L'homme dit nonchalamment : « Ce n'est rien, rien d'important. Je dois partir bientôt. L'eau et les provisions sont sur l'herbe, là où vous étiez assis... »

Junyu sourit et dit : « D'accord, ne t'inquiète pas. Je connais déjà cet endroit, je le trouverai moi-même. »

L'homme la regarda intensément, déposa la décoction médicinale sur le sol, puis se retourna et rentra dans la maison, apparemment pour prendre quelque chose à emporter.

Junyu resta immobile, puis sembla soudain se souvenir de quelque chose et sortit quelque chose de sa poche. Entendant l'homme s'approcher, elle sourit et l'appela en lui tendant ce qu'elle avait à la main

: «

S'il vous plaît, achetez-moi des vêtements.

»

Il s'agissait de deux rangées de feuilles d'or et de quelques pièces d'argent éparses, qui représentaient les frais de voyage que Junyu avait emportés.

L'homme n'a pas tendu la main pour le prendre, mais a simplement dit : « Un ensemble de vêtements coûte autant ? »

Junyu sourit et dit : « Je n'ai aucun moyen de vous remercier pour votre grande gentillesse. Ce misérable objet ne me sert à rien. Ne vous offusquez pas. Achetez quelques bouteilles de bon vin et nous pourrons boire jusqu'à l'ivresse. »

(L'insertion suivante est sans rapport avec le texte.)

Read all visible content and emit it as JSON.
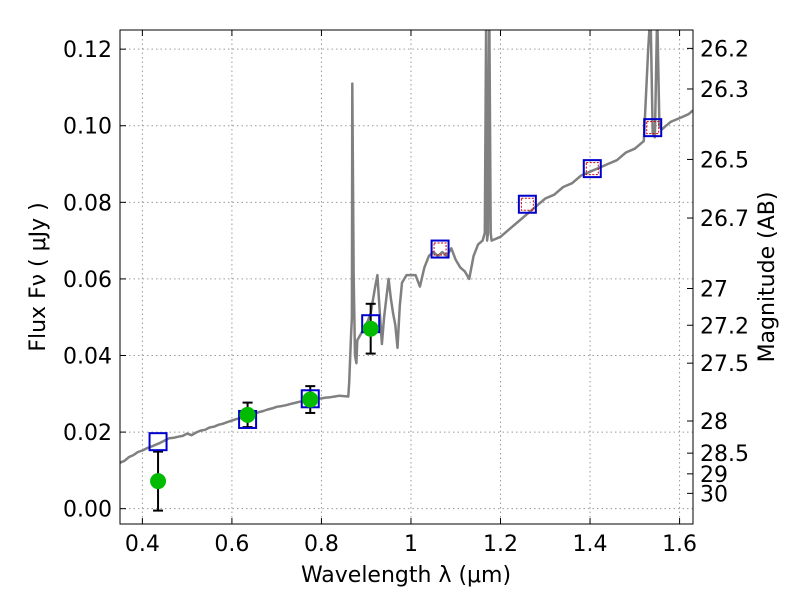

Voyant son ton résolu, l'homme ne refusa pas, mais dit simplement : « Restez ici, je m'en vais. »

Junyu hocha la tête et le regarda partir.

Malgré la chaleur de l'été, les abords du lac restaient frais et agréables. Junyu était assis dans l'herbe, baigné par les chauds rayons du soleil. Quand il avait soif, il buvait un peu d'eau

; quand il avait faim, il grignotait quelques rations froides et sèches. Ces choses étaient juste à côté de lui, à portée de main, et pourtant elles lui semblaient si lointaines.

L'inconnu, craignant de la gêner, s'occupa de tout. Junyu se sentit complètement perdue, et bientôt ce sentiment se transforma en une profonde angoisse

: aurait-elle désormais besoin de quelqu'un pour subvenir à tous ses besoins

?

Elle se souvint des paroles de l'étranger

: il y avait encore de l'espoir pour la guérison de ses yeux. Elle esquissa un sourire amer. Lorsque M. Nongying était parti, il craignait seulement que sa vue ne soit abîmée d'ici quelques années, mais elle n'aurait jamais imaginé devenir aveugle en quelques mois seulement.

La lumière du soleil faiblissait peu à peu ; Junyu savait que le soleil se couchait. Elle resta assise en silence pendant un long moment, puis une brise fraîche souffla, et elle sut que le crépuscule était de retour.

Le bruit des sabots de chevaux se rapprocha. Elle se leva et « regarda » discrètement dans sa direction. Bientôt, le bruit cessa et la voix rauque de l'homme retentit : « Avez-vous faim ? »

Junyu secoua la tête et sourit : « Non, je n'ai pas encore fini mes rations. »

L'homme la regarda à plusieurs reprises avant de se retourner et de prendre divers objets hétéroclites sur son cheval

: des couvertures, des vêtements, des casseroles et des poêles, mais aussi des peignes et des gants de toilette. Junyu ne voyait pas ces objets, mais elle l'entendait s'affairer. Finalement, il prit quelque chose, s'approcha d'elle et lui tendit la main en disant

: «

Junyu, est-ce que ça te plaît

?

»

Junyu la prit et en huma l'arôme ; c'était bien une grosse poire. En imaginant sa couleur orange vif, elle ne put s'empêcher de sourire : « C'est une poire, n'est-ce pas ? »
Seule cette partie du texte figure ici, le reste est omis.